CHAPTER TWO
"Uh… well… Tony's in here, boss. He's still out cold." McGee stammered, trying desperately not to flinch, Gibbs was like a dog, if you showed your fear you were screwed.
"Tim?" Alice said hesitantly, looking from Gibbs to McGee and back again.
"It's OK, Alice, I got this. But, do you think you could send Dr. Harding up here, please?" Tim smiled, reassuring the shaken nurse.

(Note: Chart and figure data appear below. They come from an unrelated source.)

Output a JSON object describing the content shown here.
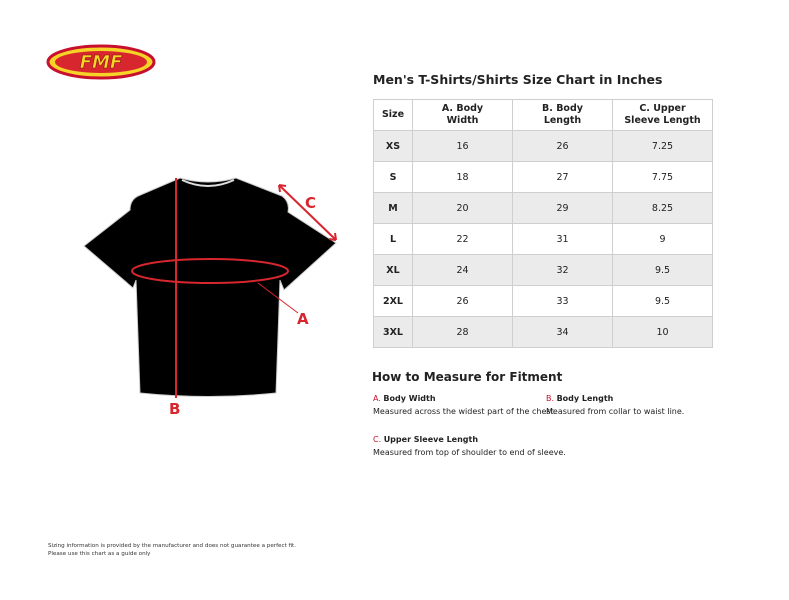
{
  "brand": {
    "logo_text": "FMF",
    "accent": "#d7262e",
    "logo_yellow": "#f5d327"
  },
  "chart": {
    "title": "Men's T-Shirts/Shirts Size Chart in Inches",
    "headers": [
      "Size",
      "A. Body Width",
      "B. Body Length",
      "C. Upper Sleeve Length"
    ],
    "rows": [
      [
        "XS",
        "16",
        "26",
        "7.25"
      ],
      [
        "S",
        "18",
        "27",
        "7.75"
      ],
      [
        "M",
        "20",
        "29",
        "8.25"
      ],
      [
        "L",
        "22",
        "31",
        "9"
      ],
      [
        "XL",
        "24",
        "32",
        "9.5"
      ],
      [
        "2XL",
        "26",
        "33",
        "9.5"
      ],
      [
        "3XL",
        "28",
        "34",
        "10"
      ]
    ]
  },
  "diagram": {
    "label_a": "A",
    "label_b": "B",
    "label_c": "C"
  },
  "howto": {
    "title": "How to Measure for Fitment",
    "items": [
      {
        "letter": "A.",
        "name": "Body Width",
        "desc": "Measured across the widest part of the chest."
      },
      {
        "letter": "B.",
        "name": "Body Length",
        "desc": "Measured from collar to waist line."
      },
      {
        "letter": "C.",
        "name": "Upper Sleeve Length",
        "desc": "Measured from top of shoulder to end of sleeve."
      }
    ]
  },
  "disclaimer": {
    "line1": "Sizing information is provided by the manufacturer and does not guarantee a perfect fit.",
    "line2": "Please use this chart as a guide only"
  }
}
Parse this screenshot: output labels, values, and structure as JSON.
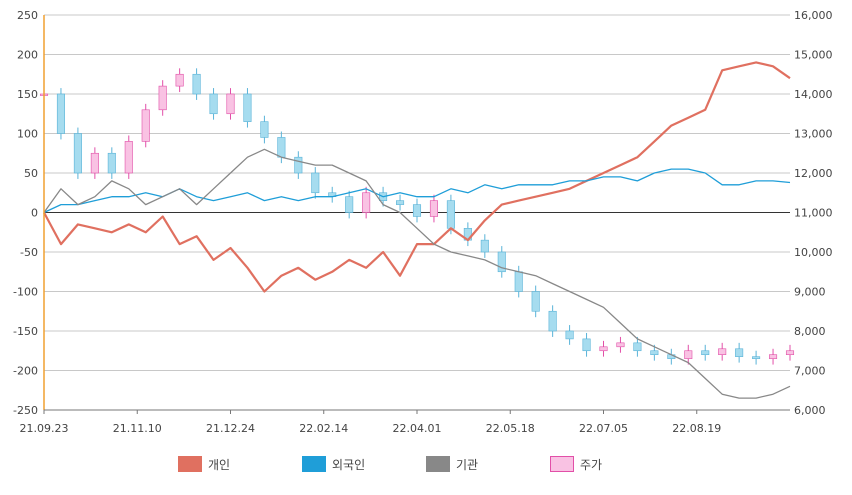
{
  "chart_data": {
    "type": "line",
    "x_labels": [
      "21.09.23",
      "21.11.10",
      "21.12.24",
      "22.02.14",
      "22.04.01",
      "22.05.18",
      "22.07.05",
      "22.08.19"
    ],
    "y_left": {
      "ticks": [
        250,
        200,
        150,
        100,
        50,
        0,
        -50,
        -100,
        -150,
        -200,
        -250
      ],
      "ylim": [
        -250,
        250
      ]
    },
    "y_right": {
      "ticks": [
        "16,000",
        "15,000",
        "14,000",
        "13,000",
        "12,000",
        "11,000",
        "10,000",
        "9,000",
        "8,000",
        "7,000",
        "6,000"
      ],
      "ylim": [
        6000,
        16000
      ]
    },
    "grid": true,
    "legend_position": "bottom",
    "series": [
      {
        "name": "개인",
        "axis": "left",
        "color": "#e07060",
        "values": [
          0,
          -40,
          -15,
          -20,
          -25,
          -15,
          -25,
          -5,
          -40,
          -30,
          -60,
          -45,
          -70,
          -100,
          -80,
          -70,
          -85,
          -75,
          -60,
          -70,
          -50,
          -80,
          -40,
          -40,
          -20,
          -35,
          -10,
          10,
          15,
          20,
          25,
          30,
          40,
          50,
          60,
          70,
          90,
          110,
          120,
          130,
          180,
          185,
          190,
          185,
          170
        ]
      },
      {
        "name": "외국인",
        "axis": "left",
        "color": "#1f9ed8",
        "values": [
          0,
          10,
          10,
          15,
          20,
          20,
          25,
          20,
          30,
          20,
          15,
          20,
          25,
          15,
          20,
          15,
          20,
          20,
          25,
          30,
          20,
          25,
          20,
          20,
          30,
          25,
          35,
          30,
          35,
          35,
          35,
          40,
          40,
          45,
          45,
          40,
          50,
          55,
          55,
          50,
          35,
          35,
          40,
          40,
          38
        ]
      },
      {
        "name": "기관",
        "axis": "left",
        "color": "#888888",
        "values": [
          0,
          30,
          10,
          20,
          40,
          30,
          10,
          20,
          30,
          10,
          30,
          50,
          70,
          80,
          70,
          65,
          60,
          60,
          50,
          40,
          10,
          0,
          -20,
          -40,
          -50,
          -55,
          -60,
          -70,
          -75,
          -80,
          -90,
          -100,
          -110,
          -120,
          -140,
          -160,
          -170,
          -180,
          -190,
          -210,
          -230,
          -235,
          -235,
          -230,
          -220
        ]
      },
      {
        "name": "주가",
        "axis": "right",
        "type": "candlestick",
        "color": "#e24fa8",
        "fill": "#f9c2e3",
        "values": [
          14000,
          13000,
          12000,
          12500,
          12000,
          12800,
          13600,
          14200,
          14500,
          14000,
          13500,
          14000,
          13300,
          12900,
          12400,
          12000,
          11500,
          11400,
          11000,
          11500,
          11300,
          11200,
          10900,
          11300,
          10600,
          10300,
          10000,
          9500,
          9000,
          8500,
          8000,
          7800,
          7500,
          7600,
          7700,
          7500,
          7400,
          7300,
          7500,
          7400,
          7550,
          7350,
          7300,
          7400,
          7500
        ]
      }
    ]
  }
}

"Sure thing. He's on rotation right now, but I'll send him up as soon as he's finished," Alice said, backing away from Gibbs and walking rapidly down the hall, back to the nurses station muttering something that appeared to contain the word 'bastard'.
"Well?" asked Gibbs, as he turned to face McGee, face like a thundercloud with a hernia.
Tim straightened his shoulders, looked Gibbs square in the eye and began to speak as though he were giving a report on a case, not his friend in a hospital bed.
"The doctors won't be absolutely positive until Dinozzo wakes up, and they run a few waking tests. They still need to run an MRI and another EEG while he's awake, but unless something completely out of the blue turns up in one of those tests then they're pretty sure he has epilepsy."
Ducky nodded to himself and said, "Ah yes, that does explain young Anthony's unusual symptoms. I'm surprised I didn't see it before. You know, Alexander the Great was an epileptic, his seizures were one of the reasons everyone thought he was a god, and if I remember rightly…"
McGee snorted with laughter, and then grinned to himself at the mental image his mind presented of Tony dressed in a toga, trying to pick up scantily clad women with the bragging rights on his seizures.
Saying "Come on, Duckman," and rolling her eyes, Abby grabbed the still-yammering doctor's wrist and led him down the hall, pausing only to ask the still-pale Alice for Tony's room number.
Kate looked down the hall at Abby and Ducky's retreating backs, fidgeting slightly and looking as though she wanted to be anywhere but here. Refusing to look McGee in the eye, Kate said abruptly "Well, if he's still out of it, there's no real reason for me to sit by his bed and mope. I'm going back to NCIS."
Gibbs nodded and gave her a list of things she could be doing once she was back at the office. But McGee wasn't listening. He was watching Kate's eyes. McGee frowned as something that could only be described as pure, unadulterated fear flitted back and forth behind Kate's normally calm and determined eyes. He continued to watch her even as she turned and walked rapidly down the hall away from him.
"McGee?"
"Hmm…? Oh. Yes, boss?"
"Epilepsy?"
"Yes, boss."
"Seizures?"
"Yes, boss. Apparently the strobe lights from the club triggered the seizure that landed him in hospital, but all the symptoms he showed previously can be traced back to some form of light source. For example, that first time he blanked at work, he was just finishing up a report on his computer. The second time he blanked, he was down in Abby's lab looking at results on the big screen. That time in the car, it was a bright sunny day at about three in the afternoon; the sun would have been glaring off of just about everything."
"So, in other words, what you're trying to tell me, McGee, is that Tony faked some disease in order to get out of work?"
There was a reason Tim McGee never lost his temper, never got upset and always appeared to be the soft-spoken, calm, almost timid man that the NCIS team knew. To Tim, it was a very good reason. It saved him pain, broken bones and blood loss. It also saved him countless hours of scans and tests. It wasn't who Tim McGee always was or wanted to be, but if it saved him the pain and confusion of the seizures that always followed him losing his temper, then it was worth it.
But with his boss' last comment, Tim McGee suddenly found he didn't give a damn about the two black eyes he knew he'd be sporting the next day, he didn't give a damn about the migraine that he knew was going to eat at his head for the next week. And with the pig-headed ignorance of his boss' words ringing in his ears, McGee suddenly found that he didn't give a damn whether Gibbs found out about his epilepsy. The man was wrong, wrong about him, wrong about Tony, hell, the man was just plain wrong. And Tim McGee was gonna make sure he knew it.